I finally managed to get myself together. I rebuilt my life, and adjusted to the impact the event had on me. The only remnant being the fact that I was unable to handle massive changes in my life. When something happened, I would freak out a little first, then reasonably put it all together. I've managed to overcome this now, 7 years later. I can keep my cool when major things happen. I've even managed to cry again. I finally feel like I've come full circle, to a place where I can truly accept the things I have endured.

I do realize that when people hear my story, they feel bad for what I went through and really mean it when they say "I'm so sorry". Please reader, don't say your sorry for what I went though, just do me one favour. If your mother is still alive, whether you see eye to eye or not, give her a hug or pick up the phone and touch base. Trust me, you never know when she'll be gone and one day you may kick yourself for it.

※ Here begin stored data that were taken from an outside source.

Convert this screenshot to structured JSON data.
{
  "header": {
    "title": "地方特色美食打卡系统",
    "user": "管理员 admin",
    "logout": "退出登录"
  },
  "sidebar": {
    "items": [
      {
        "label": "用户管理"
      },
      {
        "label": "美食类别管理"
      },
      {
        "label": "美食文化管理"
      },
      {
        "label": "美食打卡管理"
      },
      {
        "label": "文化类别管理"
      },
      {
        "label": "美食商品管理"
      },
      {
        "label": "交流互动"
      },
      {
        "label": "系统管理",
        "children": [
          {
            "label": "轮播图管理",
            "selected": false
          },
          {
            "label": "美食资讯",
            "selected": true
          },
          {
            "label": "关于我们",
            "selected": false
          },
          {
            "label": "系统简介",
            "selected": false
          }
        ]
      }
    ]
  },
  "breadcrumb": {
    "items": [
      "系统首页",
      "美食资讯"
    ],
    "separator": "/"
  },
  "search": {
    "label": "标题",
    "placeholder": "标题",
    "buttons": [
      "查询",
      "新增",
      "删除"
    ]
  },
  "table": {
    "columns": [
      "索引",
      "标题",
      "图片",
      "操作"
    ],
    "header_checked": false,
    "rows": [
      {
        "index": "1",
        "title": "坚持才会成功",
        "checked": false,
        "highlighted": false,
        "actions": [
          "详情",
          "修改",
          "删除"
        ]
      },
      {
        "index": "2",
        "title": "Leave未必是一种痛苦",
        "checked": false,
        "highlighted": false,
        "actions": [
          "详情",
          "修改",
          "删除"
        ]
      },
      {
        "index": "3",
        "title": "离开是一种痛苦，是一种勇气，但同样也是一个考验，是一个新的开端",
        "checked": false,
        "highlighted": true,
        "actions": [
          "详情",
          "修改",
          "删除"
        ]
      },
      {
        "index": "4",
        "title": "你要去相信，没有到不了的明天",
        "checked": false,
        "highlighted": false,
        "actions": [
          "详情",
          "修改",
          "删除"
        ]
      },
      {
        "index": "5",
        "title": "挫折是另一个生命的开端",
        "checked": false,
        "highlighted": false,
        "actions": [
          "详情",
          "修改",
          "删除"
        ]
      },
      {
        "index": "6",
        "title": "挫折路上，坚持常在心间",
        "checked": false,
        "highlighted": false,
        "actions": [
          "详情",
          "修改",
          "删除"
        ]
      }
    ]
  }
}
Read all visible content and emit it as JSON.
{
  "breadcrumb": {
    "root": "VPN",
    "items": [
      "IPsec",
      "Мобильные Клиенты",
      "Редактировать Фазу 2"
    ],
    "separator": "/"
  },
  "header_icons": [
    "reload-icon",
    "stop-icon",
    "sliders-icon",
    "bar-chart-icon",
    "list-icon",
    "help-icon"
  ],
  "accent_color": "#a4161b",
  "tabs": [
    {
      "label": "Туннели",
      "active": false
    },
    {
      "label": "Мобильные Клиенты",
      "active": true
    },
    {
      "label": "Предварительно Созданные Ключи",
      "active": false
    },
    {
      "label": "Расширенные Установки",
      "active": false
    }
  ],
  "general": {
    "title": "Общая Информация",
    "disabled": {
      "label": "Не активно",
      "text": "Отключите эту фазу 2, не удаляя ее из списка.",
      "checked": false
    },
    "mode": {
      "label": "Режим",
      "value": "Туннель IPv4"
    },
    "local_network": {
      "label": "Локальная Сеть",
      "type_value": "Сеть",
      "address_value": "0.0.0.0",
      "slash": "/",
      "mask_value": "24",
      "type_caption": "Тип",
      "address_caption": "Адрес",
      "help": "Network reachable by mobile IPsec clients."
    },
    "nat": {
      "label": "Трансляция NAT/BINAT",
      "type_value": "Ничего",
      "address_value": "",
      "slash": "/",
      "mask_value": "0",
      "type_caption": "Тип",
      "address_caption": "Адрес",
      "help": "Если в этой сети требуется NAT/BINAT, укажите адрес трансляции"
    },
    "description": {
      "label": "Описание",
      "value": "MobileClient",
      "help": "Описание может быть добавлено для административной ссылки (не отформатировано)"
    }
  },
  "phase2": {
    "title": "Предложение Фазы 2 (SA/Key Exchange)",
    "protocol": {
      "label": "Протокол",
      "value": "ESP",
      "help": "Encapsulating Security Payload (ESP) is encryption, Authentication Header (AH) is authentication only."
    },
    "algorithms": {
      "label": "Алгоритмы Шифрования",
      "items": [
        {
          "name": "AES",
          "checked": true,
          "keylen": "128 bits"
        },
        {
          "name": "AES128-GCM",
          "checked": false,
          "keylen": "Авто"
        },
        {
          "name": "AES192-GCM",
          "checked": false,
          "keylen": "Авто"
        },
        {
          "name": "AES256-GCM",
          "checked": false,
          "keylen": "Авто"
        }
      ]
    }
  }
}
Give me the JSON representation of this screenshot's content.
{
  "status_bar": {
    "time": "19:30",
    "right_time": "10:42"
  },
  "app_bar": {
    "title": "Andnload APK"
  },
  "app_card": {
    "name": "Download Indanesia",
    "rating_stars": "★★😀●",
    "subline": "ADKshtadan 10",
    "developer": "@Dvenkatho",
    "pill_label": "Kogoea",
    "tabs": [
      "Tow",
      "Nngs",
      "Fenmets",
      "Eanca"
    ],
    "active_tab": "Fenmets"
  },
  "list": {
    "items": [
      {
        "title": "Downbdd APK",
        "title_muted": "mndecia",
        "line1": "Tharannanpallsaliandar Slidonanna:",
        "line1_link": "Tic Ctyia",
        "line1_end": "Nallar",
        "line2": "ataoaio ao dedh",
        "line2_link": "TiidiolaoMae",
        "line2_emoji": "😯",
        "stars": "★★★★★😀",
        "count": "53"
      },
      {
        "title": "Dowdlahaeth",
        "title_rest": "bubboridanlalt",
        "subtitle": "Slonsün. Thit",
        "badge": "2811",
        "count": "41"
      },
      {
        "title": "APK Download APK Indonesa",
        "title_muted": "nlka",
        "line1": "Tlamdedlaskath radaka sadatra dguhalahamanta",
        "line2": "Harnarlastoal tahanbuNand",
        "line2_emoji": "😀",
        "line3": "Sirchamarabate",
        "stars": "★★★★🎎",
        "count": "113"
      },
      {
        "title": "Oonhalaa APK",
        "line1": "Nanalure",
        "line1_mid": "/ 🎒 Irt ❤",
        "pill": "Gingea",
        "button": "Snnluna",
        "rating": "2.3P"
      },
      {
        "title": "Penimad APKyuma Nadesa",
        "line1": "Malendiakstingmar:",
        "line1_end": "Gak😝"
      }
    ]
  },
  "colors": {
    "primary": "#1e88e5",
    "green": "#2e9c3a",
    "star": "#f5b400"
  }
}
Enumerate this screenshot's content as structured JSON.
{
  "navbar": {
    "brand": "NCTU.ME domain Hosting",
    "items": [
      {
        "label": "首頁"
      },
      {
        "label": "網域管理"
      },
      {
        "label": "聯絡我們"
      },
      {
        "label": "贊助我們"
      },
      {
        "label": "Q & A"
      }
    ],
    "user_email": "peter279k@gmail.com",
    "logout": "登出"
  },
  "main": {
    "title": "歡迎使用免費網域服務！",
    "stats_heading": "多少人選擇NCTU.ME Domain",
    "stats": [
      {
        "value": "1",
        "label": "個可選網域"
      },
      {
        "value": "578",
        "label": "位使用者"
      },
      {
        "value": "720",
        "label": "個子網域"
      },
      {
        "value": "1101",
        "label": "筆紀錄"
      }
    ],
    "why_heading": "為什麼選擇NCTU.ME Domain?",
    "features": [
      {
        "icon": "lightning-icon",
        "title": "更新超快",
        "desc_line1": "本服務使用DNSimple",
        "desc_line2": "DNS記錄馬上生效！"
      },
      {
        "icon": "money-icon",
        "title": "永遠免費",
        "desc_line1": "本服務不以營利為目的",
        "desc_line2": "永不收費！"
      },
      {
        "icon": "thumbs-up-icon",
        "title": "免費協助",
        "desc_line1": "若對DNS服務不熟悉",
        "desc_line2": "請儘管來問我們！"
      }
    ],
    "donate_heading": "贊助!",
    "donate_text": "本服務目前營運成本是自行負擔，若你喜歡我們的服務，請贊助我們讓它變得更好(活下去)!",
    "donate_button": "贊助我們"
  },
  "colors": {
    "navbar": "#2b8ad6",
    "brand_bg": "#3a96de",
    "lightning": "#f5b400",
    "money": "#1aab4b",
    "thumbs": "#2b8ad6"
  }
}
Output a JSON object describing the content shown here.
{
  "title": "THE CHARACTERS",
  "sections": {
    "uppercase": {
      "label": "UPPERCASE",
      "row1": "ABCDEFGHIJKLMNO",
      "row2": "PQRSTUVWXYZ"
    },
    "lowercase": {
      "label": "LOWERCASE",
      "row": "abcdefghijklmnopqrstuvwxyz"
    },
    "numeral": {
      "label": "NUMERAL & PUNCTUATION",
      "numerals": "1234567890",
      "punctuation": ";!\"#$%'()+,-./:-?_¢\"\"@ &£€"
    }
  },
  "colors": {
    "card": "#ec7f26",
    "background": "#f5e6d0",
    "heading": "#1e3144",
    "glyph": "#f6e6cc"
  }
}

For the record, I'm not much of an egg person anymore lol.

1 comment:

  1. Thanks for sharing that Tara as I am sure it wasn't easy. I am planning to take your advice to heart. My mother is currently dealing with her own loss but I have made her promise to come visit me and relax for a while while I wait on her and take care of her. And from what I have seen, you have done quite a good job rebuilding your life--as you seem to be one the strongest and most level headed people I have met. I believe it takes courage and strength to feel again after such a loss--to let in the emotion without knowing where it will take you. It sounds like you have arrived at a place where you are able to do just that, which speaks highly of your future.